When we think about the events of that night after the shared meal in the Upper Room, we tend to focus on the failures of the disciples:
  • Peter, James, and John in the garden with Jesus. Over and over Jesus comes and pleads for them to keep awake during his time of prayer. Every time he returns he finds them asleep. How often does Christ find us apathetic and uninterested in the work of discipleship?
  • Judas shows up with the police, a scheme to enrich himself at the expense of his teacher. How often do we trade our loyalty to Christ to for worldly things?
  • Peter reacts to Jesus' arrest with violence, as if he can stop what has been divinely ordained. "Put your sword away," Jesus says. "Am I not to drink of the cup prepared for me?" How often does Jesus find his followers inflicting harm upon others, rather than advocating for peace and justice? Didn't Jesus once say, "Blessed are the peacemakers"?
  • The other disciples all betray and abandon Jesus, running away under the safe cover of darkness. What are we so afraid to lose, that at the first sign of trouble or opposition we run for the hills?
  • Later that night, Peter warms himself by a fire in the courthouse yard while Jesus is on trial inside. He denies even knowing Jesus. He vehemently said to Jesus at table that he would never do such a thing: "Even though all flee I will always be with you!" When has Jesus needed us, only to find us forgetting who we are?
Then there is the naked guy. The Streaker in the Garden. It's impossible to know who he was, but if we are honest, we don't have to look much further than the nearest mirror. Keeping a safe distance, curious but not in danger, in the space but not present in any meaningful way.

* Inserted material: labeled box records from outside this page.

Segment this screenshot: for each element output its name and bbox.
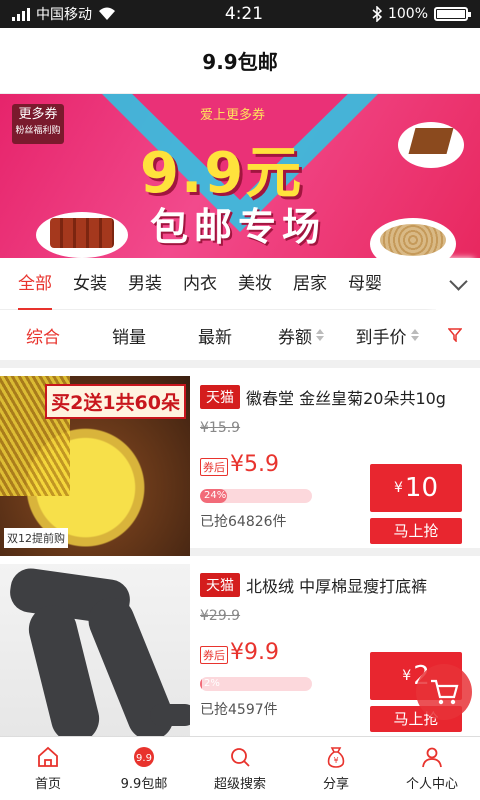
carrier-label: 中国移动 (36, 7, 92, 23)
svg-text:¥: ¥ (333, 756, 338, 765)
home-icon (38, 746, 58, 767)
promo-banner[interactable]: 更多券 粉丝福利购 爱上更多券 9.9元 包邮专场 (0, 94, 480, 258)
category-tab-women[interactable]: 女装 (73, 258, 107, 310)
category-tab-men[interactable]: 男装 (128, 258, 162, 310)
banner-food-tofu-image (398, 122, 464, 168)
nav-home[interactable]: 首页 (0, 737, 96, 800)
product-card[interactable]: 买2送1共60朵 双12提前购 天猫 徽春堂 金丝皇菊20朵共10g ¥15.9 … (0, 368, 480, 556)
filter-button[interactable] (430, 328, 480, 342)
sort-comprehensive[interactable]: 综合 (0, 323, 86, 348)
more-coupons-badge: 更多券 粉丝福利购 (12, 104, 64, 144)
nav-nine-nine[interactable]: 9.9 9.9包邮 (96, 737, 192, 800)
after-coupon-label: 券后 (200, 646, 228, 664)
sort-arrows-icon (316, 329, 324, 341)
bluetooth-icon (372, 6, 382, 22)
category-tab-home[interactable]: 居家 (293, 258, 327, 310)
page-title: 9.9包邮 (0, 28, 480, 94)
banner-food-rice-image (370, 218, 456, 258)
nav-search[interactable]: 超级搜索 (192, 737, 288, 800)
sort-bar: 综合 销量 最新 券额 到手价 (0, 310, 480, 368)
product-name: 北极绒 中厚棉显瘦打底裤 (246, 577, 428, 596)
sort-final-price[interactable]: 到手价 (344, 323, 430, 348)
signal-icon (12, 7, 30, 21)
product-image (0, 564, 190, 744)
app-root: 中国移动 4:21 100% 9.9包邮 更多券 粉丝福利购 爱上更多券 9.9… (0, 0, 480, 800)
category-tabs: 全部 女装 男装 内衣 美妆 居家 母婴 (0, 258, 480, 310)
final-price: ¥9.9 (230, 640, 279, 665)
original-price: ¥29.9 (200, 608, 241, 624)
image-promo-tag: 双12提前购 (4, 528, 68, 548)
product-image: 买2送1共60朵 双12提前购 (0, 376, 190, 556)
banner-slogan: 爱上更多券 (200, 108, 266, 123)
coupon-badge[interactable]: ¥10 (370, 464, 462, 512)
sold-progress-bar: 24% (200, 489, 312, 503)
banner-subhead: 包邮专场 (150, 205, 327, 249)
category-tab-beauty[interactable]: 美妆 (238, 258, 272, 310)
product-name: 徽春堂 金丝皇菊20朵共10g (246, 389, 446, 408)
chevron-down-icon (448, 271, 468, 291)
sort-coupon-amount[interactable]: 券额 (258, 323, 344, 348)
original-price: ¥15.9 (200, 420, 241, 436)
tmall-tag: 天猫 (200, 573, 240, 597)
image-promo-text: 买2送1共60朵 (45, 384, 186, 419)
category-tab-underwear[interactable]: 内衣 (183, 258, 217, 310)
search-icon (231, 748, 250, 767)
grab-now-button[interactable]: 马上抢 (370, 518, 462, 544)
banner-food-jerky-image (36, 212, 128, 258)
floating-cart-button[interactable] (416, 664, 472, 720)
status-bar: 中国移动 4:21 100% (0, 0, 480, 28)
sold-progress-bar: 2% (200, 677, 312, 691)
product-card[interactable]: 天猫 北极绒 中厚棉显瘦打底裤 ¥29.9 券后 ¥9.9 2% 已抢4597件 ¥… (0, 556, 480, 744)
final-price: ¥5.9 (230, 452, 279, 477)
sort-arrows-icon (410, 329, 419, 341)
sort-newest[interactable]: 最新 (172, 323, 258, 348)
wifi-icon (99, 7, 115, 20)
expand-categories-button[interactable] (436, 258, 480, 310)
clock: 4:21 (224, 4, 264, 24)
category-tab-baby[interactable]: 母婴 (348, 258, 382, 310)
category-tab-all[interactable]: 全部 (18, 258, 52, 310)
bottom-nav: 首页 9.9 9.9包邮 超级搜索 ¥ 分享 个人中心 (0, 736, 480, 800)
cart-icon (431, 679, 459, 705)
battery-icon (434, 7, 471, 21)
money-bag-icon: ¥ (327, 747, 345, 768)
nav-share[interactable]: ¥ 分享 (288, 737, 384, 800)
after-coupon-label: 券后 (200, 458, 228, 476)
battery-label: 100% (387, 6, 428, 22)
sort-sales[interactable]: 销量 (86, 323, 172, 348)
person-icon (422, 747, 442, 768)
nine-nine-icon: 9.9 (134, 747, 154, 767)
nav-profile[interactable]: 个人中心 (384, 737, 480, 800)
tmall-tag: 天猫 (200, 385, 240, 409)
filter-funnel-icon (448, 328, 462, 342)
svg-text:9.9: 9.9 (136, 753, 152, 764)
product-list: 买2送1共60朵 双12提前购 天猫 徽春堂 金丝皇菊20朵共10g ¥15.9 … (0, 368, 480, 744)
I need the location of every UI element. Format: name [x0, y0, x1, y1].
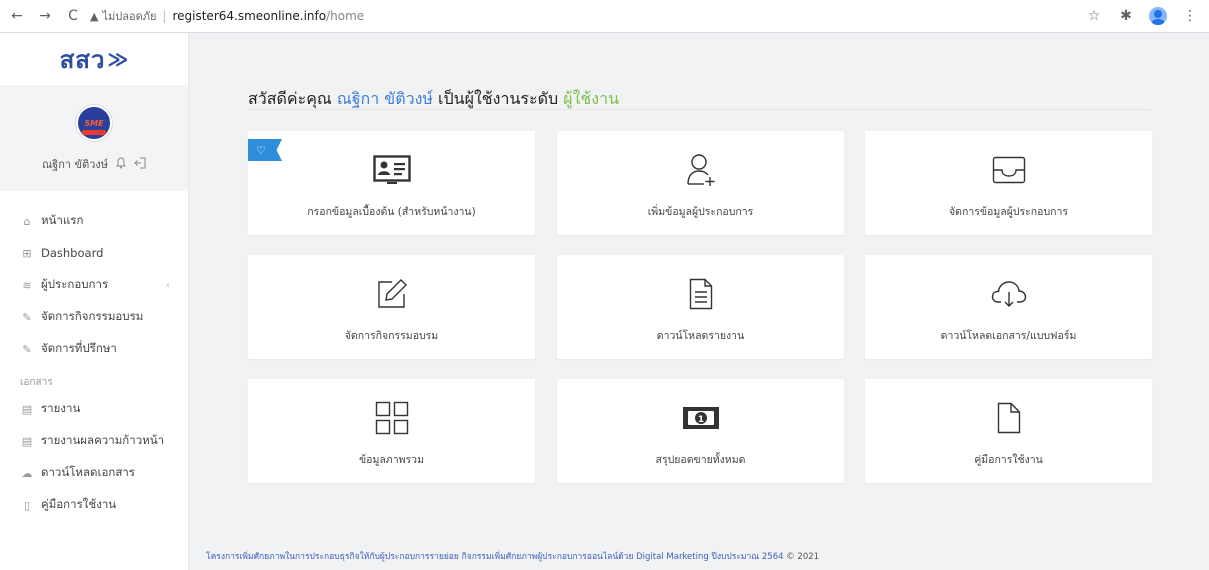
document-icon	[689, 277, 713, 311]
sidebar-item-label: จัดการที่ปรึกษา	[41, 341, 117, 355]
main-content: สวัสดีค่ะคุณ ณฐิกา ขัติวงษ์ เป็นผู้ใช้งา…	[189, 33, 1209, 570]
sidebar-item-label: ผู้ประกอบการ	[41, 277, 109, 291]
chevron-left-icon: ‹	[166, 279, 170, 291]
sidebar-section-documents: เอกสาร	[20, 377, 53, 388]
sidebar-item-label: Dashboard	[41, 246, 104, 260]
sidebar: สสว ≫ SME ณฐิกา ขัติวงษ์ ⌂ หน้าแรก ⊞ Das…	[0, 33, 189, 570]
file-icon	[997, 401, 1021, 435]
card-label: ข้อมูลภาพรวม	[358, 454, 425, 466]
home-icon: ⌂	[23, 214, 31, 228]
greeting-middle: เป็นผู้ใช้งานระดับ	[438, 89, 559, 108]
address-separator: |	[162, 9, 167, 23]
forward-button[interactable]: →	[34, 5, 56, 27]
greeting-user-name: ณฐิกา ขัติวงษ์	[336, 89, 433, 108]
logo-mark: ≫	[107, 47, 129, 71]
url-host[interactable]: register64.smeonline.info	[172, 9, 326, 23]
url-path[interactable]: /home	[326, 9, 364, 23]
card-manage-training[interactable]: จัดการกิจกรรมอบรม	[248, 255, 535, 359]
cloud-download-icon: ☁	[21, 466, 33, 480]
document-icon: ▤	[21, 402, 33, 416]
back-button[interactable]: ←	[6, 5, 28, 27]
sidebar-item-label: ดาวน์โหลดเอกสาร	[41, 465, 135, 479]
card-download-report[interactable]: ดาวน์โหลดรายงาน	[557, 255, 844, 359]
logo-text: สสว	[59, 45, 106, 74]
card-basic-info[interactable]: ♡ กรอกข้อมูลเบื้องต้น (สำหรับหน้างาน)	[248, 131, 535, 235]
card-user-manual[interactable]: คู่มือการใช้งาน	[865, 379, 1152, 483]
bell-icon[interactable]	[115, 156, 127, 172]
layers-icon: ≋	[22, 278, 32, 292]
user-name: ณฐิกา ขัติวงษ์	[41, 158, 109, 171]
sidebar-item-home[interactable]: ⌂ หน้าแรก	[0, 209, 188, 233]
card-add-entrepreneur[interactable]: เพิ่มข้อมูลผู้ประกอบการ	[557, 131, 844, 235]
card-label: สรุปยอดขายทั้งหมด	[655, 454, 746, 466]
sidebar-item-label: รายงานผลความก้าวหน้า	[41, 433, 165, 447]
sidebar-item-download-documents[interactable]: ☁ ดาวน์โหลดเอกสาร	[0, 461, 188, 485]
card-label: ดาวน์โหลดเอกสาร/แบบฟอร์ม	[940, 330, 1077, 342]
security-status[interactable]: ไม่ปลอดภัย	[102, 7, 156, 25]
file-icon: ▯	[23, 498, 31, 512]
browser-toolbar: ← → C ▲ ไม่ปลอดภัย | register64.smeonlin…	[0, 0, 1209, 33]
card-download-documents[interactable]: ดาวน์โหลดเอกสาร/แบบฟอร์ม	[865, 255, 1152, 359]
footer-text: โครงการเพิ่มศักยภาพในการประกอบธุรกิจให้ก…	[206, 552, 784, 562]
money-icon: 1	[682, 401, 720, 435]
card-label: จัดการกิจกรรมอบรม	[344, 330, 439, 342]
edit-icon: ✎	[22, 310, 32, 324]
sidebar-item-label: จัดการกิจกรรมอบรม	[41, 309, 144, 323]
warning-triangle-icon[interactable]: ▲	[90, 10, 98, 23]
extensions-icon[interactable]: ✱	[1115, 5, 1137, 27]
avatar: SME	[76, 105, 112, 141]
sidebar-item-label: รายงาน	[41, 401, 81, 415]
card-label: เพิ่มข้อมูลผู้ประกอบการ	[647, 206, 754, 218]
more-menu-icon[interactable]: ⋮	[1179, 5, 1201, 27]
logout-icon[interactable]	[134, 157, 146, 172]
sidebar-item-manual[interactable]: ▯ คู่มือการใช้งาน	[0, 493, 188, 517]
sidebar-item-entrepreneurs[interactable]: ≋ ผู้ประกอบการ ‹	[0, 273, 188, 297]
sidebar-item-progress-report[interactable]: ▤ รายงานผลความก้าวหน้า	[0, 429, 188, 453]
svg-text:1: 1	[697, 415, 703, 425]
sidebar-item-training[interactable]: ✎ จัดการกิจกรรมอบรม	[0, 305, 188, 329]
card-manage-entrepreneurs[interactable]: จัดการข้อมูลผู้ประกอบการ	[865, 131, 1152, 235]
card-overview[interactable]: ข้อมูลภาพรวม	[248, 379, 535, 483]
sidebar-item-consultants[interactable]: ✎ จัดการที่ปรึกษา	[0, 337, 188, 361]
sidebar-item-label: คู่มือการใช้งาน	[41, 497, 117, 511]
reload-button[interactable]: C	[62, 5, 84, 27]
card-label: คู่มือการใช้งาน	[974, 454, 1043, 466]
card-label: จัดการข้อมูลผู้ประกอบการ	[948, 206, 1069, 218]
card-label: กรอกข้อมูลเบื้องต้น (สำหรับหน้างาน)	[307, 206, 476, 218]
bookmark-star-icon[interactable]: ☆	[1083, 5, 1105, 27]
footer: โครงการเพิ่มศักยภาพในการประกอบธุรกิจให้ก…	[206, 549, 819, 563]
edit-icon: ✎	[22, 342, 32, 356]
divider	[248, 109, 1151, 110]
footer-copyright: © 2021	[786, 552, 820, 562]
id-card-icon	[372, 153, 411, 187]
edit-icon	[376, 277, 408, 311]
grid-icon: ⊞	[22, 246, 32, 260]
favorite-ribbon[interactable]: ♡	[248, 139, 282, 161]
card-sales-summary[interactable]: 1 สรุปยอดขายทั้งหมด	[557, 379, 844, 483]
cloud-download-icon	[991, 277, 1027, 311]
sidebar-item-label: หน้าแรก	[41, 213, 84, 227]
card-label: ดาวน์โหลดรายงาน	[656, 330, 745, 342]
sidebar-item-dashboard[interactable]: ⊞ Dashboard	[0, 241, 188, 265]
logo[interactable]: สสว ≫	[0, 33, 188, 85]
greeting-prefix: สวัสดีค่ะคุณ	[248, 89, 332, 108]
sidebar-menu: ⌂ หน้าแรก ⊞ Dashboard ≋ ผู้ประกอบการ ‹ ✎…	[0, 191, 188, 517]
address-bar[interactable]: ▲ ไม่ปลอดภัย | register64.smeonline.info…	[90, 3, 1073, 29]
profile-panel: SME ณฐิกา ขัติวงษ์	[0, 85, 188, 191]
document-icon: ▤	[21, 434, 33, 448]
profile-avatar[interactable]	[1147, 5, 1169, 27]
sidebar-item-report[interactable]: ▤ รายงาน	[0, 397, 188, 421]
grid-icon	[375, 401, 409, 435]
add-user-icon	[686, 153, 716, 187]
inbox-icon	[992, 153, 1026, 187]
greeting-user-level: ผู้ใช้งาน	[563, 89, 619, 108]
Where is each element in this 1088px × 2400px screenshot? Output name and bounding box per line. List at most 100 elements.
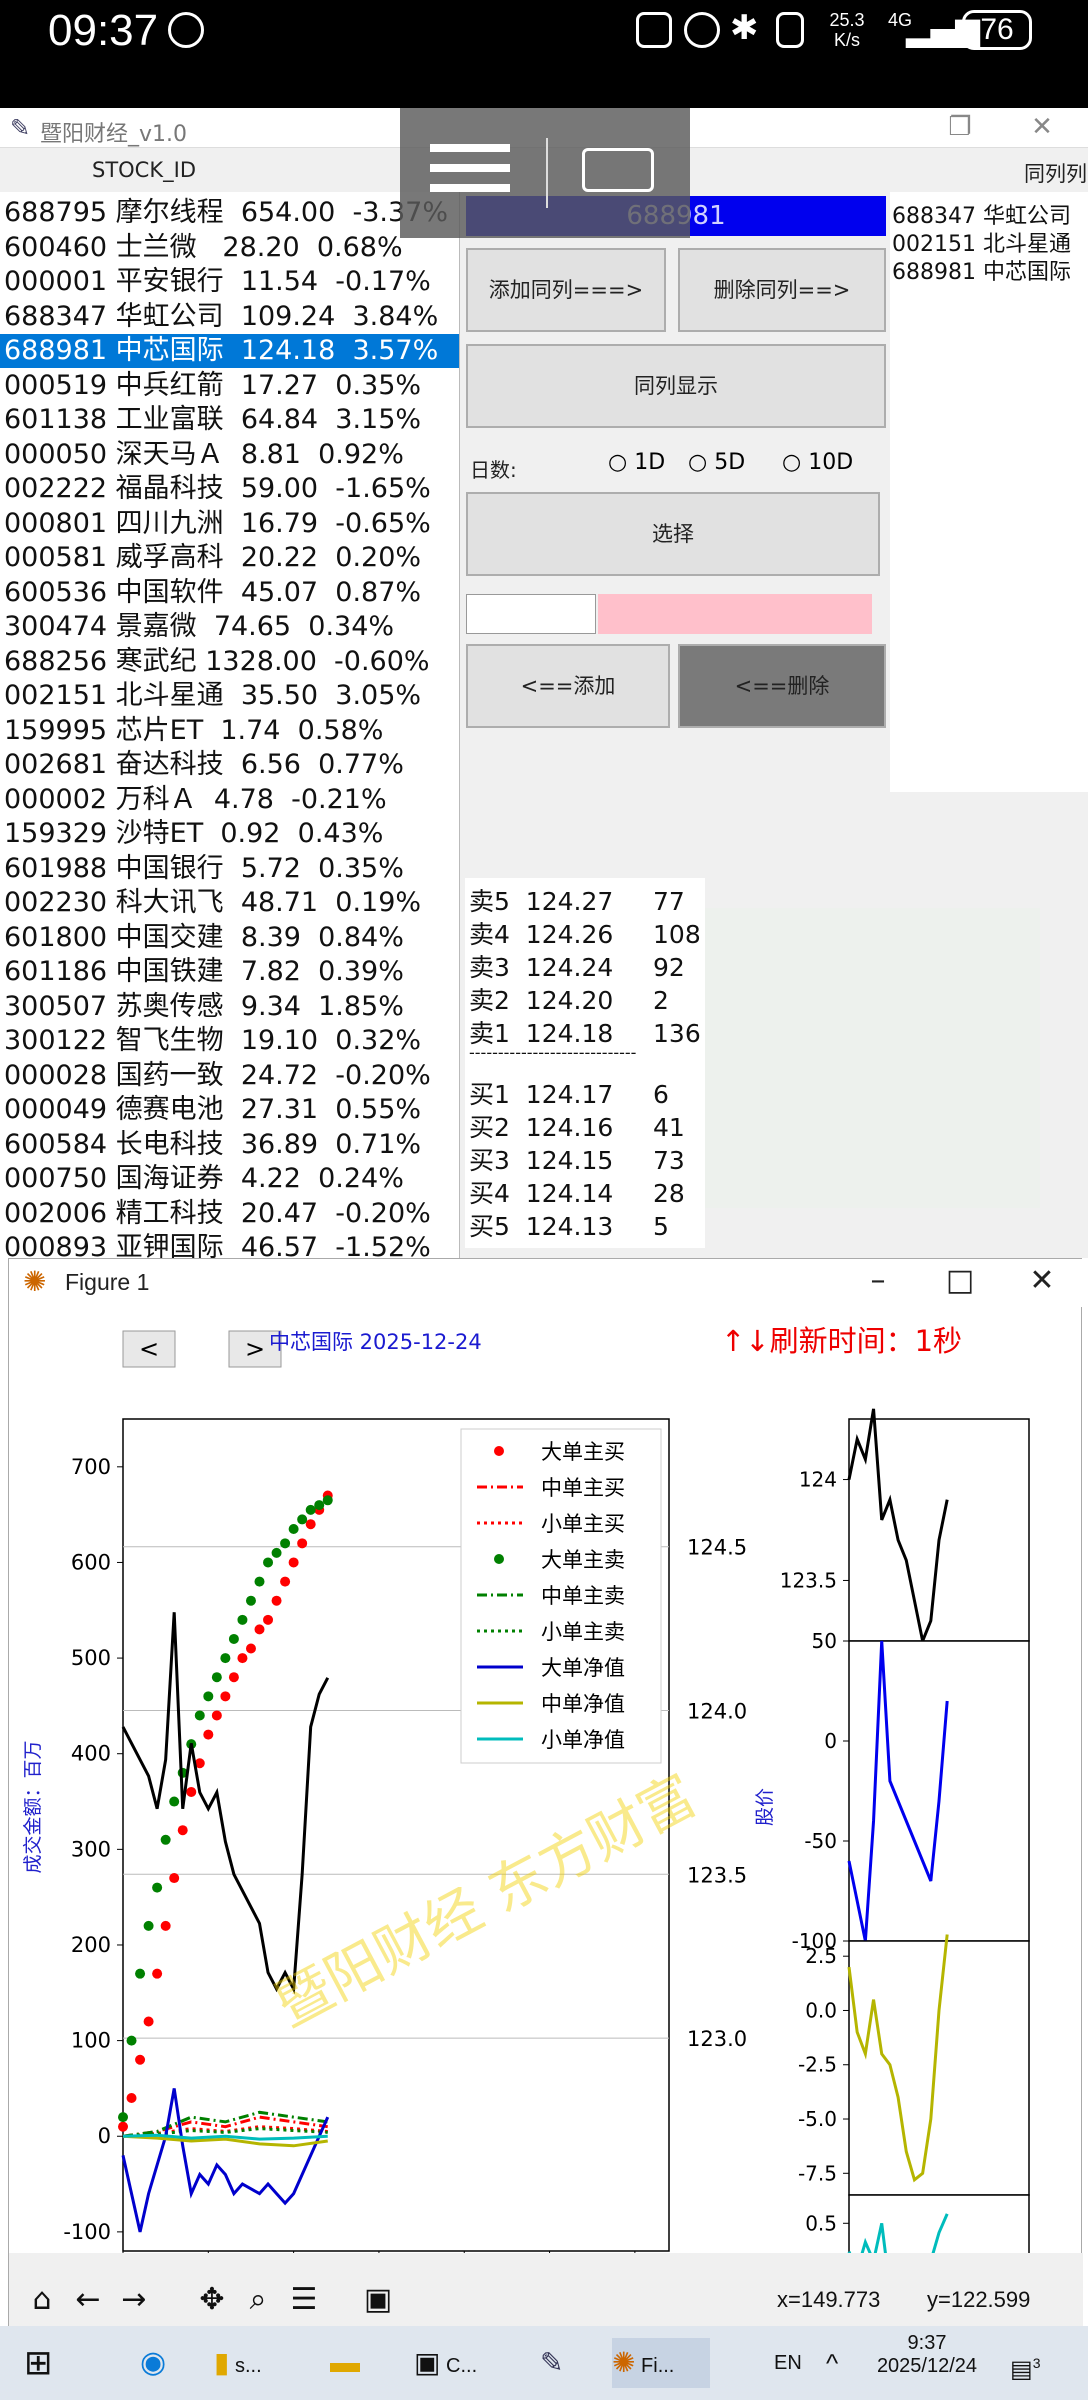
restore-icon[interactable]: ❐	[940, 112, 980, 142]
stock-list-row[interactable]: 601800 中国交建 8.39 0.84%	[0, 921, 459, 955]
matplotlib-icon: ✺	[23, 1265, 47, 1298]
stock-list-row[interactable]: 688981 中芯国际 124.18 3.57%	[0, 334, 459, 368]
y-tick-label: -100	[63, 2220, 111, 2244]
stock-id-header[interactable]: STOCK_ID	[92, 158, 196, 182]
notification-icon[interactable]: ▤3	[1010, 2338, 1060, 2388]
radio-5d[interactable]: ○ 5D	[688, 450, 745, 475]
add-peer-button[interactable]: 添加同列===>	[466, 248, 666, 332]
peer-list[interactable]: 688347 华虹公司 002151 北斗星通 688981 中芯国际	[890, 192, 1088, 792]
stock-list-row[interactable]: 300122 智飞生物 19.10 0.32%	[0, 1024, 459, 1058]
cursor-y: y=122.599	[927, 2287, 1031, 2312]
status-indicator	[598, 594, 872, 634]
stock-list-row[interactable]: 000049 德赛电池 27.31 0.55%	[0, 1093, 459, 1127]
stock-list-row[interactable]: 601138 工业富联 64.84 3.15%	[0, 403, 459, 437]
stock-list-row[interactable]: 688347 华虹公司 109.24 3.84%	[0, 300, 459, 334]
pan-icon[interactable]: ✥	[191, 2279, 233, 2321]
peer-list-header[interactable]: 同列列	[1024, 158, 1087, 188]
data-point	[169, 1796, 180, 1807]
radio-1d[interactable]: ○ 1D	[608, 450, 665, 475]
legend-label: 大单净值	[541, 1656, 625, 1680]
data-point	[288, 1557, 299, 1568]
windows-start-icon[interactable]: ⊞	[24, 2338, 64, 2388]
data-point	[314, 1500, 325, 1511]
delete-peer-button[interactable]: 删除同列==>	[678, 248, 886, 332]
stock-list-row[interactable]: 000581 威孚高科 20.22 0.20%	[0, 541, 459, 575]
close-icon[interactable]: ✕	[1022, 112, 1062, 142]
data-point	[186, 1786, 197, 1797]
keyboard-icon[interactable]	[582, 148, 654, 192]
stock-list-row[interactable]: 600460 士兰微 28.20 0.68%	[0, 231, 459, 265]
prev-icon[interactable]: <	[139, 1335, 159, 1363]
stock-list-row[interactable]: 000801 四川九洲 16.79 -0.65%	[0, 507, 459, 541]
configure-icon[interactable]: ☰	[283, 2279, 325, 2321]
vibrate-icon	[776, 12, 804, 48]
right-ylabel: 股价	[754, 1788, 776, 1826]
alarm-icon	[684, 12, 720, 48]
folder-icon[interactable]: ▬	[330, 2338, 380, 2388]
taskbar-clock[interactable]: 9:37 2025/12/24	[862, 2332, 992, 2378]
stock-list-row[interactable]: 300474 景嘉微 74.65 0.34%	[0, 610, 459, 644]
back-arrow-icon[interactable]: ←	[67, 2279, 109, 2321]
feather-icon[interactable]: ✎	[540, 2338, 580, 2388]
stock-list-row[interactable]: 000893 亚钾国际 46.57 -1.52%	[0, 1231, 459, 1258]
stock-list-row[interactable]: 300507 苏奥传感 9.34 1.85%	[0, 990, 459, 1024]
stock-list[interactable]: 688795 摩尔线程 654.00 -3.37% 600460 士兰微 28.2…	[0, 192, 460, 1258]
data-point	[143, 1920, 154, 1931]
stock-list-row[interactable]: 000001 平安银行 11.54 -0.17%	[0, 265, 459, 299]
edge-icon[interactable]: ◉	[140, 2338, 180, 2388]
language-indicator[interactable]: EN	[774, 2338, 802, 2388]
stock-list-row[interactable]: 000050 深天马Ａ 8.81 0.92%	[0, 438, 459, 472]
peer-list-item[interactable]: 688981 中芯国际	[892, 254, 1071, 286]
home-icon[interactable]: ⌂	[21, 2279, 63, 2321]
stock-list-row[interactable]: 000002 万科Ａ 4.78 -0.21%	[0, 783, 459, 817]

The other day I was randomly reading Frederick Beuchner, one of my favorite Christian writers. It was a commencement speech he gave at Union Theological Seminary many years ago. He's addressing these seminary graduates, many of whom will become pastors, and he says:
You start moving through the world as the declared representatives of what people variously see as either the world's oldest and most persistent and superannuated superstition, or the world's wildest and most improbable dream, or the holy, living truth itself. In unexpected ways and at unexpected times, people of all sorts, believers and unbelievers alike, make their way to you looking for something they themselves can't name any more than you can well name it to them. Often their lives touch yours at the moments when they are most vulnerable, when some great grief or gladness or perplexity has swept away all the usual barriers we erect between each other so that you see them for a little as who they really are, and you yourself are stripped naked by their nakedness.
The Streaker in the Garden was not arrested. He's still out there, hopefully clothed, having the chance to be a living witness for Christ. His story didn't end at Gethsemane. It's still full of possibility. Who was he? We'll never know. He is our anonymous, unnamed surrogate, acting out our role in the play. But that play ended with an empty tomb a few days later. You and I have no need to be anonymous today. We have names. Maybe we were allowed to flee the place of prayer so that now when it is safe we can step into the light and reveal our true identity in Christ.

May God use our voices, our minds, our names, even our vulnerabilities and nakedness to share the glory of the Risen Christ!